Três destes planetas são super-Terras – planetas com mais massa do que a Terra mas com menos massa do que Urano ou Netuno – que se encontram na zona habitável da estrela, uma fina concha em torno da estrela onde a água líquida pode estar presente, se estiverem reunidas as condições certas. Esta é a primeira vez que três planetas deste tipo são descobertos nesta zona num mesmo sistema [3].
“O número de planetas potencialmente habitáveis na nossa Galáxia é muito maior se esperarmos encontrar vários em torno de cada estrela de pequena massa – em vez de observarmos dez estrelas à procura de um único planeta potencialmente habitável, podemos agora olhar para uma só estrela e encontrar vários planetas”, acrescenta o co-autor Rory Barnes (Universidade de Washington, EUA).
Sistemas compactos em torno de estrelas do tipo do Sol são bastante abundantes na Via Láctea. Em torno dessas estrelas, os planetas que orbitam muito próximo da estrela hospedeira são muito quentes e dificilmente serão habitáveis. No entanto, isso já não se verifica para estrelas muito mais frias e tênues, tais como Gliese 667C. Neste caso, a zona habitável situa-se inteiramente dentro duma órbita do tamanho da de Mercúrio, ou seja muito mais próxima da estrela que no nosso Sistema Solar. O sistema Gliese 667C é o primeiro exemplo de um sistema onde uma estrela de baixa massa abriga vários planetas potencialmente rochosos na zona habitável.
O cientista do ESO responsável pelo HARPS, Gaspare Lo Curto, comenta: “Este interessante resultante foi possível graças ao poder do HARPS e do seu software associado e aponta também para o grande valor do arquivo do ESO. É muito bom ter vários grupos de investigação independentes a explorar este instrumento único, conseguindo atingir uma precisão tão extraordinária”.
Anglada-Escudé conclui: ”Estes novos resultados sublinham o quão valioso pode ser re-analisar dados e combinar resultados de equipes diferentes e de telescópios diferentes”.
Notas
[1] A equipe usou dados do espectrógrafo UVES montado no Very Large Telescope do ESO, no Chile (para determinar de modo preciso as propriedades da estrela), o Carnegie Planet Finder Spectrograph (PFS) montado no telescópio de 6,5 metros, Magellan II, no Observatório de Las Campanas, no Chile, o espectrógrafo HIRES montado no telescópio Keck de 10 metros, no Mauna Kea, Hawaii, assim como uma enorme quantidade de dados do HARPS (High Accuracy Radial velocity Planet Searcher), instrumento montado no telescópio de 3,6 metros do ESO, no Chile, obtidos anteriormente no âmbito do programa anãs M (liderado por X. Bonfils e M. Mayor 2003-2010, aqui descrito). [2] A equipe analisou dados de velocidade radial de Gliese 667C, um método usado frequentemente para descobrir exoplanetas.

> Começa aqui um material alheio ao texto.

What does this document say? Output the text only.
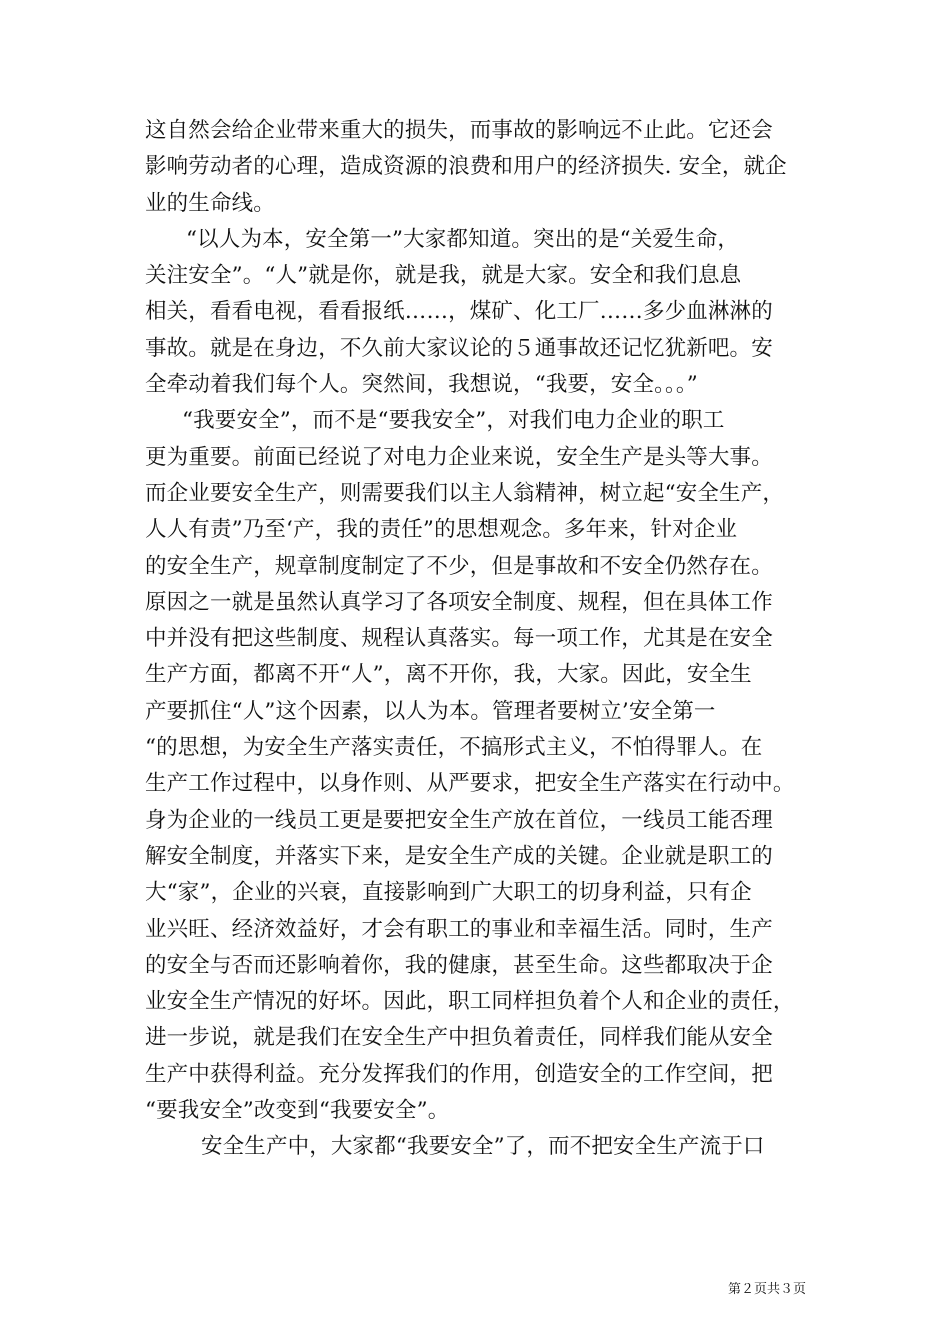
这自然会给企业带来重大的损失，而事故的影响远不止此。它还会
影响劳动者的心理，造成资源的浪费和用户的经济损失. 安全，就企
业的生命线。
“以人为本，安全第一”大家都知道。突出的是“关爱生命，
关注安全”。“人”就是你，就是我，就是大家。安全和我们息息
相关，看看电视，看看报纸……，煤矿、化工厂……多少血淋淋的
事故。就是在身边，不久前大家议论的５通事故还记忆犹新吧。安
全牵动着我们每个人。突然间，我想说，“我要，安全。。。”
“我要安全”，而不是“要我安全”，对我们电力企业的职工
更为重要。前面已经说了对电力企业来说，安全生产是头等大事。
而企业要安全生产，则需要我们以主人翁精神，树立起“安全生产，
人人有责”乃至‘产，我的责任”的思想观念。多年来，针对企业
的安全生产，规章制度制定了不少，但是事故和不安全仍然存在。
原因之一就是虽然认真学习了各项安全制度、规程，但在具体工作
中并没有把这些制度、规程认真落实。每一项工作，尤其是在安全
生产方面，都离不开“人”，离不开你，我，大家。因此，安全生
产要抓住“人”这个因素，以人为本。管理者要树立’安全第一
“的思想，为安全生产落实责任，不搞形式主义，不怕得罪人。在
生产工作过程中，以身作则、从严要求，把安全生产落实在行动中。
身为企业的一线员工更是要把安全生产放在首位，一线员工能否理
解安全制度，并落实下来，是安全生产成的关键。企业就是职工的
大“家”，企业的兴衰，直接影响到广大职工的切身利益，只有企
业兴旺、经济效益好，才会有职工的事业和幸福生活。同时，生产
的安全与否而还影响着你，我的健康，甚至生命。这些都取决于企
业安全生产情况的好坏。因此，职工同样担负着个人和企业的责任，
进一步说，就是我们在安全生产中担负着责任，同样我们能从安全
生产中获得利益。充分发挥我们的作用，创造安全的工作空间，把
“要我安全”改变到“我要安全”。
安全生产中，大家都“我要安全”了，而不把安全生产流于口
第２页共３页
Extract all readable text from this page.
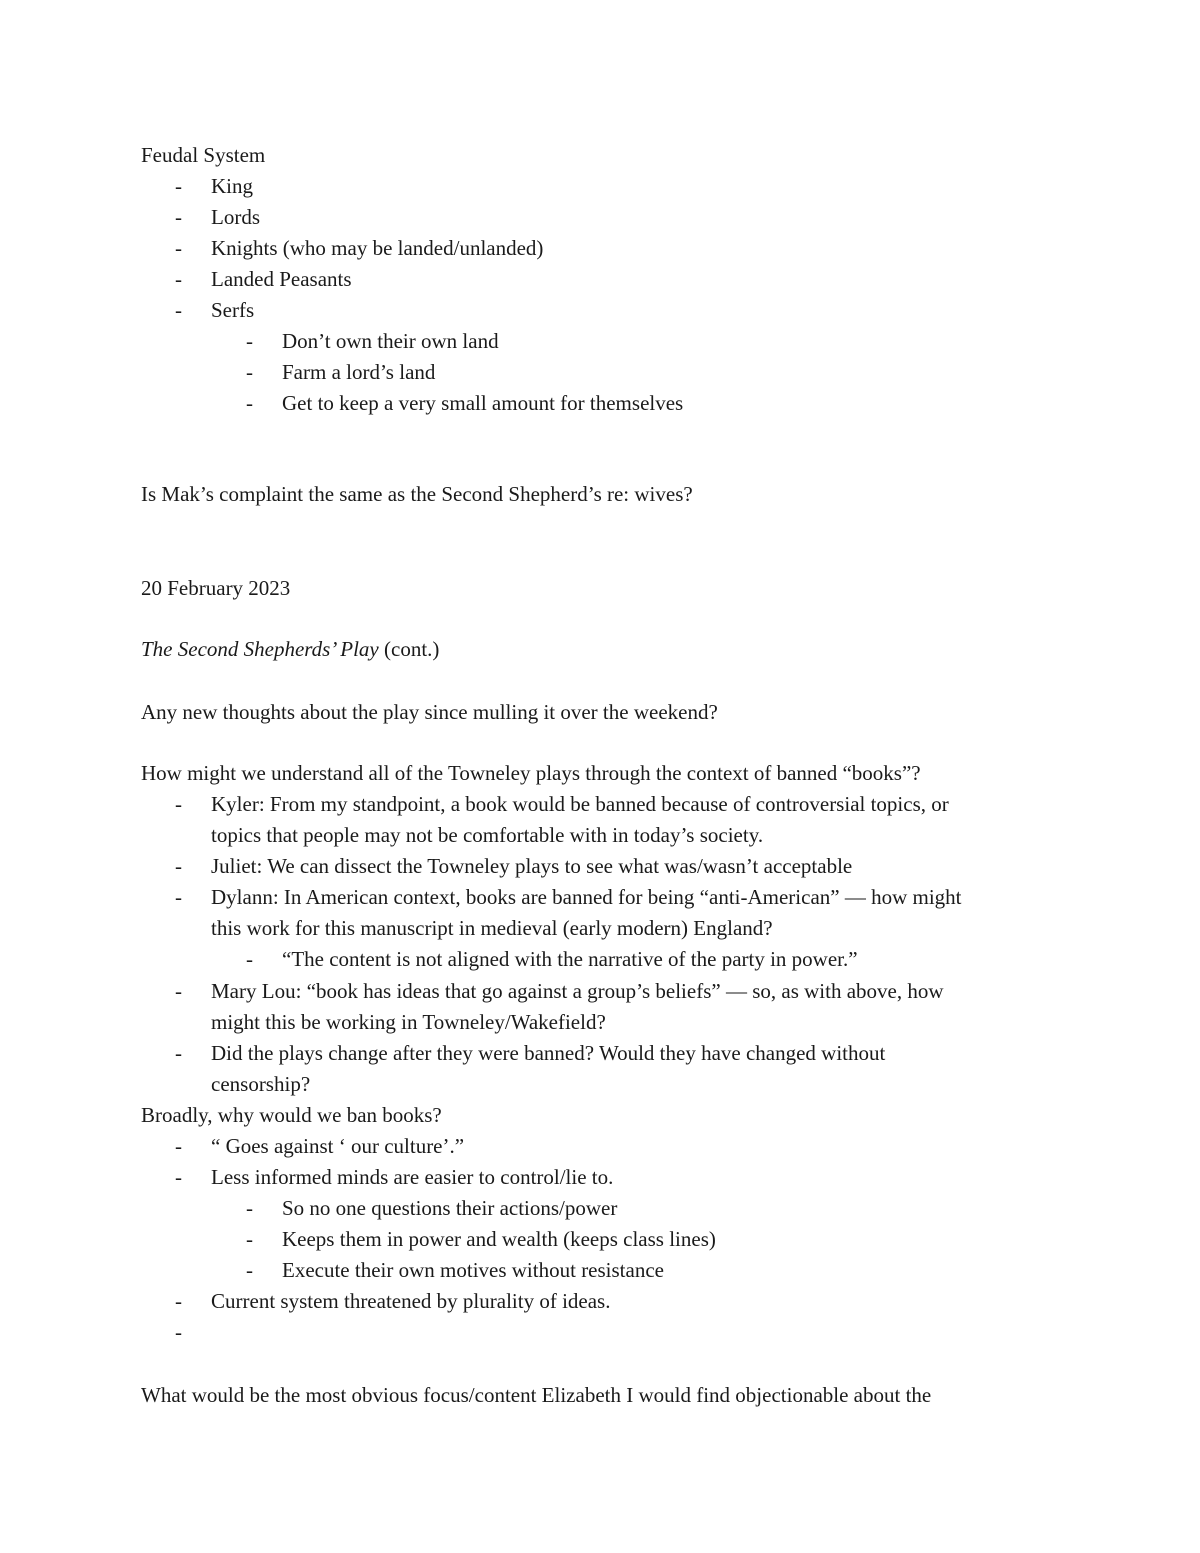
Feudal System
- King
- Lords
- Knights (who may be landed/unlanded)
- Landed Peasants
- Serfs
- Don’t own their own land
- Farm a lord’s land
- Get to keep a very small amount for themselves
Is Mak’s complaint the same as the Second Shepherd’s re: wives?
20 February 2023
The Second Shepherds’ Play (cont.)
Any new thoughts about the play since mulling it over the weekend?
How might we understand all of the Towneley plays through the context of banned “books”?
- Kyler: From my standpoint, a book would be banned because of controversial topics, or
topics that people may not be comfortable with in today’s society.
- Juliet: We can dissect the Towneley plays to see what was/wasn’t acceptable
- Dylann: In American context, books are banned for being “anti-American” — how might
this work for this manuscript in medieval (early modern) England?
- “The content is not aligned with the narrative of the party in power.”
- Mary Lou: “book has ideas that go against a group’s beliefs” — so, as with above, how
might this be working in Towneley/Wakefield?
- Did the plays change after they were banned? Would they have changed without
censorship?
Broadly, why would we ban books?
- “ Goes against ‘ our culture’.”
- Less informed minds are easier to control/lie to.
- So no one questions their actions/power
- Keeps them in power and wealth (keeps class lines)
- Execute their own motives without resistance
- Current system threatened by plurality of ideas.
-
What would be the most obvious focus/content Elizabeth I would find objectionable about the
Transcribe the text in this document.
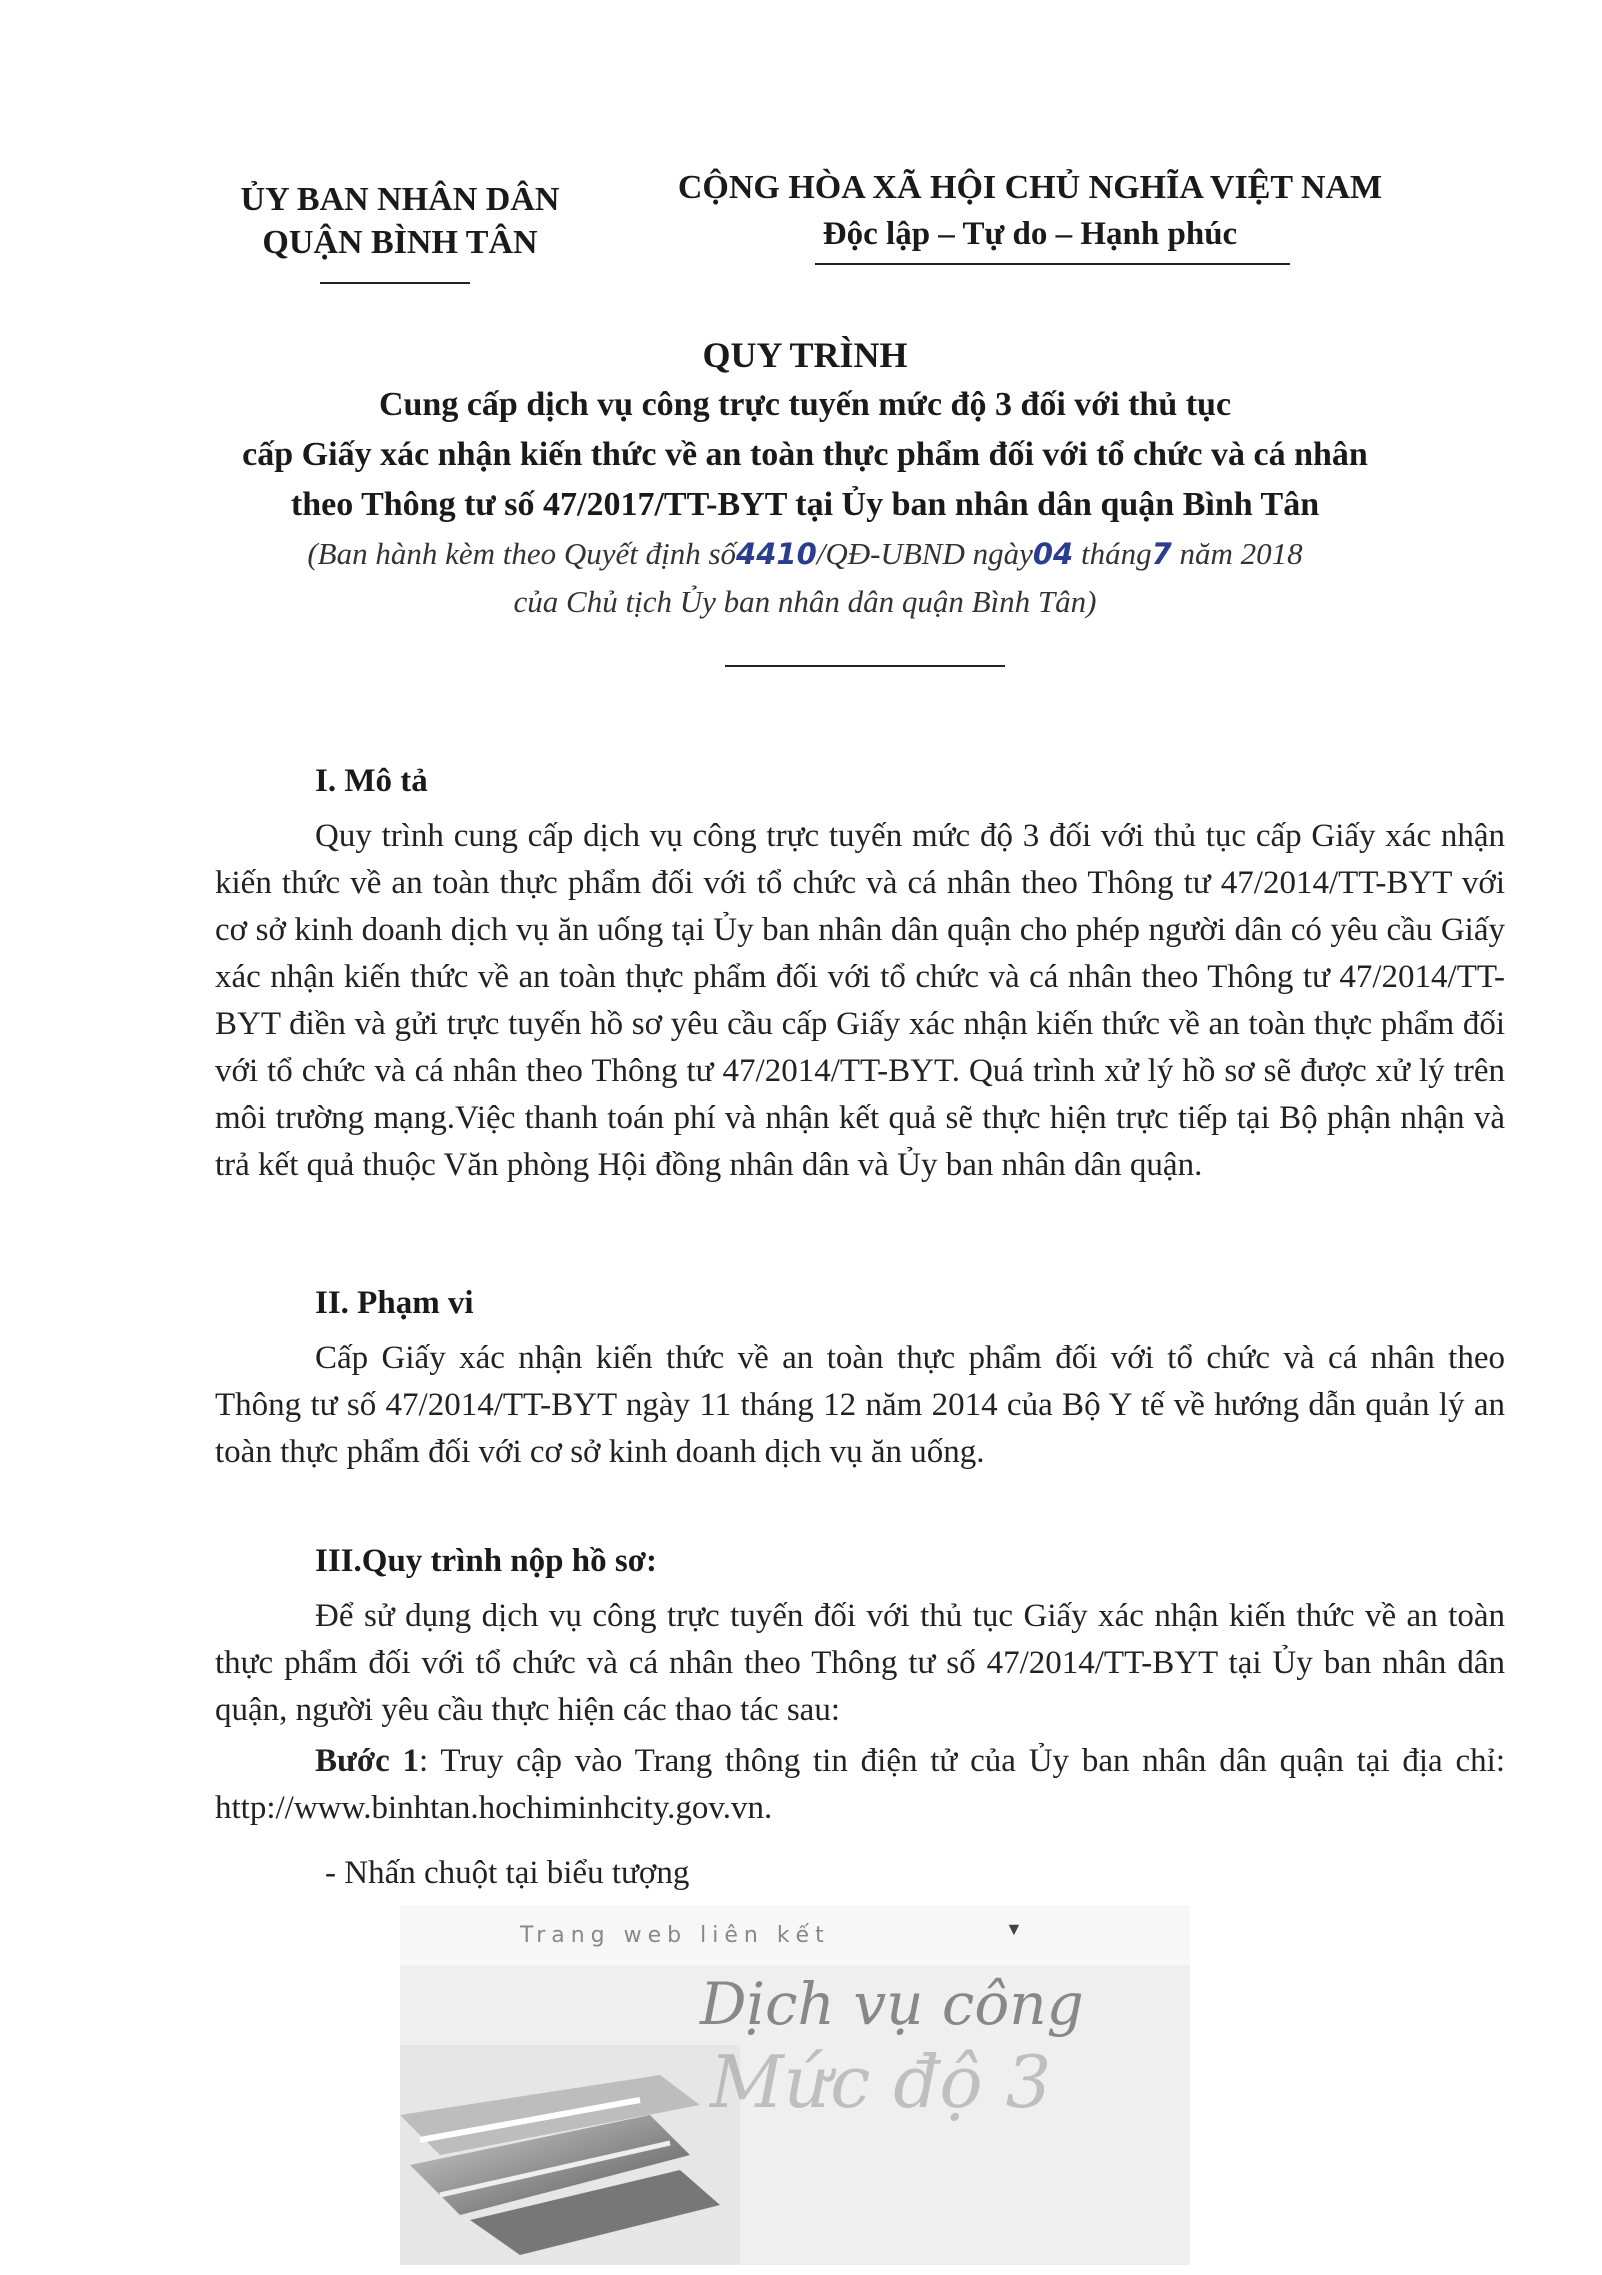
ỦY BAN NHÂN DÂN
QUẬN BÌNH TÂN
CỘNG HÒA XÃ HỘI CHỦ NGHĨA VIỆT NAM
Độc lập – Tự do – Hạnh phúc
QUY TRÌNH
Cung cấp dịch vụ công trực tuyến mức độ 3 đối với thủ tục
cấp Giấy xác nhận kiến thức về an toàn thực phẩm đối với tổ chức và cá nhân
theo Thông tư số 47/2017/TT-BYT tại Ủy ban nhân dân quận Bình Tân
(Ban hành kèm theo Quyết định số4410/QĐ-UBND ngày04 tháng7 năm 2018
của Chủ tịch Ủy ban nhân dân quận Bình Tân)
I. Mô tả
Quy trình cung cấp dịch vụ công trực tuyến mức độ 3 đối với thủ tục cấp Giấy xác nhận kiến thức về an toàn thực phẩm đối với tổ chức và cá nhân theo Thông tư 47/2014/TT-BYT với cơ sở kinh doanh dịch vụ ăn uống tại Ủy ban nhân dân quận cho phép người dân có yêu cầu Giấy xác nhận kiến thức về an toàn thực phẩm đối với tổ chức và cá nhân theo Thông tư 47/2014/TT-BYT điền và gửi trực tuyến hồ sơ yêu cầu cấp Giấy xác nhận kiến thức về an toàn thực phẩm đối với tổ chức và cá nhân theo Thông tư 47/2014/TT-BYT. Quá trình xử lý hồ sơ sẽ được xử lý trên môi trường mạng.Việc thanh toán phí và nhận kết quả sẽ thực hiện trực tiếp tại Bộ phận nhận và trả kết quả thuộc Văn phòng Hội đồng nhân dân và Ủy ban nhân dân quận.
II. Phạm vi
Cấp Giấy xác nhận kiến thức về an toàn thực phẩm đối với tổ chức và cá nhân theo Thông tư số 47/2014/TT-BYT ngày 11 tháng 12 năm 2014 của Bộ Y tế về hướng dẫn quản lý an toàn thực phẩm đối với cơ sở kinh doanh dịch vụ ăn uống.
III.Quy trình nộp hồ sơ:
Để sử dụng dịch vụ công trực tuyến đối với thủ tục Giấy xác nhận kiến thức về an toàn thực phẩm đối với tổ chức và cá nhân theo Thông tư số 47/2014/TT-BYT tại Ủy ban nhân dân quận, người yêu cầu thực hiện các thao tác sau:
Bước 1: Truy cập vào Trang thông tin điện tử của Ủy ban nhân dân quận tại địa chỉ: http://www.binhtan.hochiminhcity.gov.vn.
- Nhấn chuột tại biểu tượng
Trang web liên kết	▼
Dịch vụ công
Mức độ 3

Foi feita uma análise estatística bayesiana robusta para localizar os sinais dos planetas. Os primeiros cinco sinais são de confiança, enquanto o sexto é tentativo e o sétimo é ainda mais tentativo. Este sistema consiste em três super-Terras situadas na zona habitável, dois planetas quentes situados mais próximos da estrela e dois planetas mais frios em órbitas mais afastadas. Pensa-se que os planetas situados na zona habitável e os dois que se encontram mais próximos da estrela apresentam sempre a mesma face virada à estrela, o que significa que o seu dia e o seu ano têm a mesma duração, e num lado do planeta é sempre de dia, enquanto no outro é sempre de noite. [3] No Sistema Solar Vênus orbita próximo do limite mais interior da zona habitável e Marte está próximo do limite exterior. O tamanho preciso da zona habitável depende de muitos fatores.Mais Informações
Este trabalho foi descrito no artigo científico intitulado “A dynamically-packed planetary system around GJ 667C with three super-Earths in its habitable zone”, que será publicado na revista especializada Astronomy & Astrophysics.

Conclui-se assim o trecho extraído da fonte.